The ROCm stack can be built with an upstream LLVM compiler, or a fork of that compiler maintained by AMD. Suffice it to say, switching between them surfaces a lot of complex build and dependency issues.

Packaging in general

Branches up for review have:

  • build samples in PPAs, with proposed enabled (target is resolute anyway)
  • autopkgtest runs when applicable/available
  • patches with DEP3 headers, and forwarded upstream and/or to debian where applicable

Areas of improvement and next steps

Talha knows a lot about Ubuntu development already. I think what is left is to gain more experience, and exercise those touching points between this package set, and the rest of Ubuntu.

1 Like

I an delighted to endorse Talha for upload rights of the ROCm package set. I’ve sponsored 4 packages, 2 NEW and 2 updates to existing packages. Talha was thorough and thoughtful in the process with great attention to detail. Talha was also very responsive and welcoming of feedback along the way. Not only do I believe Talha will benefit from having upload rights for the ROCm package set, I believe Ubuntu will benefit from Talha’s increased reach which I hope will grow beyond ROCm.

Specific experiences of working together

1 Like

While I haven’t worked with the ROCm package set myself, I have sponsored the following changes for Talha (all in the flash-kernel package):

Date Package Version Distribution Bugs fixed
2023-12-08 14:17 flash-kernel 3.107ubuntu4 noble 2037407
2024-01-15 10:38 flash-kernel 3.107ubuntu2.1 mantic 2037407
2024-01-15 10:44 flash-kernel 3.104ubuntu18 jammy 2037407
2024-02-29 15:32 flash-kernel 3.104ubuntu20 jammy 2054556

He was responsive to reviews, and carried out the changes requested diligently. Reading through Andreas’ extremely thorough review above, and some of the associated tickets, I would also be happy to endorse his application for upload rights on (a newly created) ROCm package set.

1 Like

I am very happy having the chance to endorse Talha, who is as Senior Engineer, and with that one of the corners stones in Partner Engineering.
Talha is always driving things to the better better and towards more automated, which I really appreciate, and I think even the larger PE department benefits from.
I can say that he is very open for constructive feedback and suggestions and picks those up swiftly, while being very responsive.
On top he handles unknown territory with care and asks for feedback and for best practices and in special and uncommon cases.
I appreciate very much working together with him.

While doing so I sponsored a few package uploads for him (and reviewed even more on top):

Date Sponsoree Package Version Distribution Bugs fixed Action
2024-04-22 Talha Can Havadar dfx-mgr 2023.2-0ubuntu1 noble 2048462 upgrade
2026-01-19 Talha Can Havadar pkg-rocm-tools 0.9.5ubuntu1 resolute 2138457
2026-01-20 Talha Can Havadar rocm-smi-lib 7.1.0-0ubuntu2 resolute 2138653
2026-01-20 Talha Can Havadar rocm-smi-lib 7.1.0-0ubuntu3 resolute 2138727

Talha has and gathered a lot of valuable experiences in regard to packaging (and beyond) and is sharing them not only in his ROCm squad, but also beyond - on a larger PE level - which I appreciate a lot!

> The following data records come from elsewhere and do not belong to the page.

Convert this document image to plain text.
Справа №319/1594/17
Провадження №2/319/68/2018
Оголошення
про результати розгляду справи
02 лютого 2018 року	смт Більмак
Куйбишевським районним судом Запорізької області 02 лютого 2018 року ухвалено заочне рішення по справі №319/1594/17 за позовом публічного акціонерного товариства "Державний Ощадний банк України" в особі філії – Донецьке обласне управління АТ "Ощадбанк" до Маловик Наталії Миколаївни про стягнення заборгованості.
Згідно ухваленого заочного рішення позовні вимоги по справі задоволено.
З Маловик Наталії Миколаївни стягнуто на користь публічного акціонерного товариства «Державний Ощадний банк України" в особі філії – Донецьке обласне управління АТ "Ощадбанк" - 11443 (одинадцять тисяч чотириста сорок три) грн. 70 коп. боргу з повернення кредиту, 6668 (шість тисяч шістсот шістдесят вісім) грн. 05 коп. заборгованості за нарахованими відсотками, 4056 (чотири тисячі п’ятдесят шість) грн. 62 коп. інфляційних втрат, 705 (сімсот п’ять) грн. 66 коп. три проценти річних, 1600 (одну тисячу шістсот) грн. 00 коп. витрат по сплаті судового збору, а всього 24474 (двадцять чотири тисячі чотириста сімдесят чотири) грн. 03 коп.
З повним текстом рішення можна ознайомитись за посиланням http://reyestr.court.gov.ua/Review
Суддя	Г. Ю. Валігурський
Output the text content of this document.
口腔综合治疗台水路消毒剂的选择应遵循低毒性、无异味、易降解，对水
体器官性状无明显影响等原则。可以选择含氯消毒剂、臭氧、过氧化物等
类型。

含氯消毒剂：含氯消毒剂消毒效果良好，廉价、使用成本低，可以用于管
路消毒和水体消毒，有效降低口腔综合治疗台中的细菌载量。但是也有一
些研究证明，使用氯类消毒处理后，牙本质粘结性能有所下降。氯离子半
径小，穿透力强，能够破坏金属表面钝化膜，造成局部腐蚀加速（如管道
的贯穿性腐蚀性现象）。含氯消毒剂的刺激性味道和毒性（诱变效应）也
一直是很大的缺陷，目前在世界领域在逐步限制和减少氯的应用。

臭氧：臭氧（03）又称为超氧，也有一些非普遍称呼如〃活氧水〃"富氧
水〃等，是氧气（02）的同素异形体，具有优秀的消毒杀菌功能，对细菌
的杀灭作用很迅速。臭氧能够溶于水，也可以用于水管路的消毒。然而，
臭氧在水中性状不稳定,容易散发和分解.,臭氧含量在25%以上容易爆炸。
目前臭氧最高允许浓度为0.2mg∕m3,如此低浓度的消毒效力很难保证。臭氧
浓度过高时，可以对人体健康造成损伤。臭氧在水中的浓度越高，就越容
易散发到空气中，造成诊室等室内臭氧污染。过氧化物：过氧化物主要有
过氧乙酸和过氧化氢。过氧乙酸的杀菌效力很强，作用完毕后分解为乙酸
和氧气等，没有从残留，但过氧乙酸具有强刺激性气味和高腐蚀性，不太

In his current role as technical lead of the ROCm (Partner Engineering) project, he is predestined to achieve upload permissions for this specific package set.
This will not only for the benefit and growth for him personally, but also for the benefit of the department, Canonical engineering and Ubuntu as a whole.

Hence I fully support his application without any doubts (and the above comments and endorsements seem to agree on that).